Collège : La réforme vue du terrain par le se-unsa 

" Nous sommes parvenus sans difficultés à maintenir les postes de latin et d’allemand. Les dispositifs pédagogiques actuels, supposés d’emblée pertinents, sont maintenus en place. Par ailleurs, la DHG globale est en augmentation de 10,5h, soit un demi poste, et après le maintien de la répartition d’origine, il reste un complément de 18,5 h pour la mise en oeuvre de la réforme dans l’établissement". Guillaume Pellé et Kamel Youfsi, deux professeurs de maths et responsables académiques du Se Unsa, analysent les effets de la réforme dans les collèges de l'académie d'Aix Marseille et spécifiquement dans un collège mal doté au départ.

 

Exemple se unsa


Par fjarraud , le vendredi 22 janvier 2016.

Commentaires

  • maria1958, le 22/01/2016 à 15:21
    C'est intéressant de partir du cas d'un collège en particulier, mais en conclure que si les choses s'améliorent dans ce collège-là, "comment pourrait-il en être autrement" ailleurs, c'est un peu court…..
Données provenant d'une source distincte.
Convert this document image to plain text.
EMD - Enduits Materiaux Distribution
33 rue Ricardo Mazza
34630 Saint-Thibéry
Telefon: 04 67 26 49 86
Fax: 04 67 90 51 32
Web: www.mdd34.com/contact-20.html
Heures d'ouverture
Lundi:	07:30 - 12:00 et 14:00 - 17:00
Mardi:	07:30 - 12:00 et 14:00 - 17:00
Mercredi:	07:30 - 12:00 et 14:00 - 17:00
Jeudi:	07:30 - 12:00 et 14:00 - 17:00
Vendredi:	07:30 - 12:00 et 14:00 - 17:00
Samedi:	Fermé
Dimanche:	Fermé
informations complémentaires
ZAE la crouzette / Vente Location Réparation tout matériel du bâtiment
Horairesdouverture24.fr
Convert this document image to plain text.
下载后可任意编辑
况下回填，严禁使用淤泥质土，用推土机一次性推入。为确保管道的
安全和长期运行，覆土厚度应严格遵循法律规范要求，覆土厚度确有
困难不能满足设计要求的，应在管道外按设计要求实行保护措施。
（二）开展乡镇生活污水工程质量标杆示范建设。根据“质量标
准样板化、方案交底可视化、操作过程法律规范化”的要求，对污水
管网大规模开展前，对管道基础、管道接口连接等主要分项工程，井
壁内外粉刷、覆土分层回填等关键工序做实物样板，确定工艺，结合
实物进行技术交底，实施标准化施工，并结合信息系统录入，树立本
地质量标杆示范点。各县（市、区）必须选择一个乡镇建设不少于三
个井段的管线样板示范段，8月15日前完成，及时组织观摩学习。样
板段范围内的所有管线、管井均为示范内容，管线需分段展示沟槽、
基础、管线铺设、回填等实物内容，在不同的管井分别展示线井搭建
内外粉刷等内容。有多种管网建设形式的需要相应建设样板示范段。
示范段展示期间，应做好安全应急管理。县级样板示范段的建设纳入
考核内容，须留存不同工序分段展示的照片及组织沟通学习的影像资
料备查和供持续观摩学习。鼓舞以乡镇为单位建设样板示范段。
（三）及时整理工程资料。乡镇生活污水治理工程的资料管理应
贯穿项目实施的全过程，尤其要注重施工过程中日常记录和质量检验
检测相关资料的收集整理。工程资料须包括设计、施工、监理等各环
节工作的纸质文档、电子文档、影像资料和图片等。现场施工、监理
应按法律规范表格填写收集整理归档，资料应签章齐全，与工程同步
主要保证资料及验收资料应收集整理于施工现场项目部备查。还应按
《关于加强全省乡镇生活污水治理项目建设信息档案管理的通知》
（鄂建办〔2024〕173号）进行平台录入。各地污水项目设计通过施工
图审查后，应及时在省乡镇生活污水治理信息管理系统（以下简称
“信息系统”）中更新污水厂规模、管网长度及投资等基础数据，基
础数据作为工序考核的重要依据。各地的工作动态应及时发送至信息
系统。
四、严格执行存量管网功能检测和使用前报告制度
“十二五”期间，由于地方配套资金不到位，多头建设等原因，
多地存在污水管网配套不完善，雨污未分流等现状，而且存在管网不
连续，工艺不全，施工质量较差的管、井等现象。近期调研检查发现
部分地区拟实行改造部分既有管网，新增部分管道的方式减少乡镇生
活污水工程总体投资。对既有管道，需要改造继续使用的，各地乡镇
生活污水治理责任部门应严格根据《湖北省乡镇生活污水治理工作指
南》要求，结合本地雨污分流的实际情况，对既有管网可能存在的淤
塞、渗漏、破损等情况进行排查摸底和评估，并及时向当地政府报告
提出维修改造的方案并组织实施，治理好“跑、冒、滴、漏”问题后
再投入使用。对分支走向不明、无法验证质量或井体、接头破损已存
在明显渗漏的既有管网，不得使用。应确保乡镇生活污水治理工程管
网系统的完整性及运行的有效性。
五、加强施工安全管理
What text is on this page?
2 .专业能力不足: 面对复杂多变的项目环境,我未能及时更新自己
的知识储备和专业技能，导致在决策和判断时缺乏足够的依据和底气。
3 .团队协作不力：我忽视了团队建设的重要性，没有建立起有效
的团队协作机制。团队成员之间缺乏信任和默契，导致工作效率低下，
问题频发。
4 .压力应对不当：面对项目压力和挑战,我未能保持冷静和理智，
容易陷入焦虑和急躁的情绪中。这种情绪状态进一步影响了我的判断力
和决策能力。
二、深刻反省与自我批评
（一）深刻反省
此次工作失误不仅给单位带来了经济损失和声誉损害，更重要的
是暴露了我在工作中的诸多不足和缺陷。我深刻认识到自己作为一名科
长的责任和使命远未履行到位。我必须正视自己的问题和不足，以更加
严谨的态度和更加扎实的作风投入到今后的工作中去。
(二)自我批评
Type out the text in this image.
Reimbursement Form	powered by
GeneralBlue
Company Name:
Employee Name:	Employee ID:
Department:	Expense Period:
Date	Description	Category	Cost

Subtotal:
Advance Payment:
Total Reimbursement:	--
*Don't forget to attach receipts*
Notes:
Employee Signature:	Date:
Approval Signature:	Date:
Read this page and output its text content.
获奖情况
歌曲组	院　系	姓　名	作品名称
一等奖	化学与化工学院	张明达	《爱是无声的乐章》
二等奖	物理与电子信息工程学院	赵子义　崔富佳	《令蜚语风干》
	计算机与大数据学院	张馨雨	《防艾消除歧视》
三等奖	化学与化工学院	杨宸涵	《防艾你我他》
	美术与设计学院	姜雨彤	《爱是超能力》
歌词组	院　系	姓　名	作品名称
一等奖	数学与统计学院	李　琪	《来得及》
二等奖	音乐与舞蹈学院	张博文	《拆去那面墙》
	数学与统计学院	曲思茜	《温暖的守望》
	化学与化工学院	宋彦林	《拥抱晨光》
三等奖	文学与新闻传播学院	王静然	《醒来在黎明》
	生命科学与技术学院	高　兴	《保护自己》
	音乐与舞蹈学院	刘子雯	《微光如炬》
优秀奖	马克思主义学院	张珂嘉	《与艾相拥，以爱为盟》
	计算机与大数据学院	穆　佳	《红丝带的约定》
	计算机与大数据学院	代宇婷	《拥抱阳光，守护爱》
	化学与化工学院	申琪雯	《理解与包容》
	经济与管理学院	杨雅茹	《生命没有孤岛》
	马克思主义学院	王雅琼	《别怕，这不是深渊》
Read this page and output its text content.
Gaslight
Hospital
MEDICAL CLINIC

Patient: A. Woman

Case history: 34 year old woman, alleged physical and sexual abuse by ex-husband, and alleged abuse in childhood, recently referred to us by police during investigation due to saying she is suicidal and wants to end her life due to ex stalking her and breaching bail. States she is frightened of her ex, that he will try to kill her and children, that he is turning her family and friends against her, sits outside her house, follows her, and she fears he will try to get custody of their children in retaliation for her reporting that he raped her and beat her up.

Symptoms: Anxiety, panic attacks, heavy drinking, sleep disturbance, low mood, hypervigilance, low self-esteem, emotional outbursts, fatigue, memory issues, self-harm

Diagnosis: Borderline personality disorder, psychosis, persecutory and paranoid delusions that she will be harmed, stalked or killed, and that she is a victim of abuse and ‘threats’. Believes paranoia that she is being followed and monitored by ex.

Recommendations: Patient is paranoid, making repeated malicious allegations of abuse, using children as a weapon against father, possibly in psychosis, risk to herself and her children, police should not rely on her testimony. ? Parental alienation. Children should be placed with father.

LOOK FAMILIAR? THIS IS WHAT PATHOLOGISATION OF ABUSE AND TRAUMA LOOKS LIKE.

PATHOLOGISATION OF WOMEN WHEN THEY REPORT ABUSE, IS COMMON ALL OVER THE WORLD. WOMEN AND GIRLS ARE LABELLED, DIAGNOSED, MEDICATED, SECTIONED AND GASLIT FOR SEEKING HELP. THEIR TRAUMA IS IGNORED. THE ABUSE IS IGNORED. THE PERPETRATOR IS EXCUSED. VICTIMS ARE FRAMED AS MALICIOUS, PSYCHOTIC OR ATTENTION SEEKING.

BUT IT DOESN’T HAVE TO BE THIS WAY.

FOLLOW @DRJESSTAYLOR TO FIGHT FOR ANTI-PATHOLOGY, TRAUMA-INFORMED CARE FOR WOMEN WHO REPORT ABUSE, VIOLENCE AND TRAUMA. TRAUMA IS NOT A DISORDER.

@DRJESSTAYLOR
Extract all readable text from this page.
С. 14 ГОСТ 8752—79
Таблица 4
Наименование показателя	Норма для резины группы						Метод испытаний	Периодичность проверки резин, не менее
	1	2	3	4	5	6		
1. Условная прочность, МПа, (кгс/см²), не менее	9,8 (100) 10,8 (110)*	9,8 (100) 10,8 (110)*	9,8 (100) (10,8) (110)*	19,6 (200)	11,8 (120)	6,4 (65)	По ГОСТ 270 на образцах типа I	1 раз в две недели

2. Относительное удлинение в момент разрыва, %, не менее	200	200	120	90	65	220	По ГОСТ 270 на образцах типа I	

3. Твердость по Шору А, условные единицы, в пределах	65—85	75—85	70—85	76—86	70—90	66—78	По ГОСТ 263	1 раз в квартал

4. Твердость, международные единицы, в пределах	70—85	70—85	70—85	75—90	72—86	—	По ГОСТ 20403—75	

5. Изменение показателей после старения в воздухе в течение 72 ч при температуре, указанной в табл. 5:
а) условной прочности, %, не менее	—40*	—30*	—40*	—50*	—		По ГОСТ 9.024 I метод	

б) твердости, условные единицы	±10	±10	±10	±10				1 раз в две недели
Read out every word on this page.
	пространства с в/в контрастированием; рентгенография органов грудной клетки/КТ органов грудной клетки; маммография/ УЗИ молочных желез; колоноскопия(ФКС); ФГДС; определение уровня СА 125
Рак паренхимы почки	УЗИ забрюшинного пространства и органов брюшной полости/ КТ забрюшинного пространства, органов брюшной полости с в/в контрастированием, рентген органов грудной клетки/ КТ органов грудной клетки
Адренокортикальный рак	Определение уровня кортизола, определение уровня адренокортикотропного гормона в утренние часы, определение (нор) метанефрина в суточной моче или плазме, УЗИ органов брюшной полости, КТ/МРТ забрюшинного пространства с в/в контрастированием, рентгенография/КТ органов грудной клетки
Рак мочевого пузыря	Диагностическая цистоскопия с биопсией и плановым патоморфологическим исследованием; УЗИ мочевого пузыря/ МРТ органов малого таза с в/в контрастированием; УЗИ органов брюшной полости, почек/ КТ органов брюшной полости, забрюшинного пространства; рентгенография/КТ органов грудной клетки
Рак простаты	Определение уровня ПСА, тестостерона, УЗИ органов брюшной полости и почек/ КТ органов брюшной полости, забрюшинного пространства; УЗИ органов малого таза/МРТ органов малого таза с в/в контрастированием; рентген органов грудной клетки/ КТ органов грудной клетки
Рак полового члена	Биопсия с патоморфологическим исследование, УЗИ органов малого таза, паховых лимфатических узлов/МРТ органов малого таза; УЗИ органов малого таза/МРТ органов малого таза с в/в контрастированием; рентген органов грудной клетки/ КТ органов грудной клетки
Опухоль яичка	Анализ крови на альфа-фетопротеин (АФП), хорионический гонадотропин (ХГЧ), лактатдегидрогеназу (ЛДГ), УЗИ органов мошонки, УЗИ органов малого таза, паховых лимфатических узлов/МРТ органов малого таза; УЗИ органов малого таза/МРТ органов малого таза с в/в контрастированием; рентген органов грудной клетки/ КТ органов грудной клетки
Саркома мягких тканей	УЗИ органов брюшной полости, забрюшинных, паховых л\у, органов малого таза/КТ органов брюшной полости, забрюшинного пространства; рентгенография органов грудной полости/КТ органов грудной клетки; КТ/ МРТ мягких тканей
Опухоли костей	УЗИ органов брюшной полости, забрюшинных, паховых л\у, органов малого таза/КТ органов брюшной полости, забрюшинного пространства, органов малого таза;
    Il y a bien des façons d'arriver à afficher des moyens en hausse en collège, ou dans certains collèges, alors que faut-il le rappeler, le budget 2016 ne permet pas de financer à la fois la réforme du collège ET la démographie en hausse (notamment en lycée, mais parfois aussi en collège). 
    Chaque recteur et chaque DASEN fait donc des cotes +/- mal taillées avec l'enveloppe insuffisante dont il dispose, les choix ne sont donc pas les mêmes selon les endroits (cf le maintien ou pas des bilangues, par ex), en terme d'égalité de traitement des élèves sur tout le territoire, on repassera.
    La toile de fond, avec une enveloppe budgétaire Educ insuffisante pour des effectifs globalement en hausse, c'est quand même que, dans l'ensemble, on a moins de moyens par tête d'élève… donc "ne pas avoir d'inquiétude majeure", est-ce la bonne façon d'aborder la situation ?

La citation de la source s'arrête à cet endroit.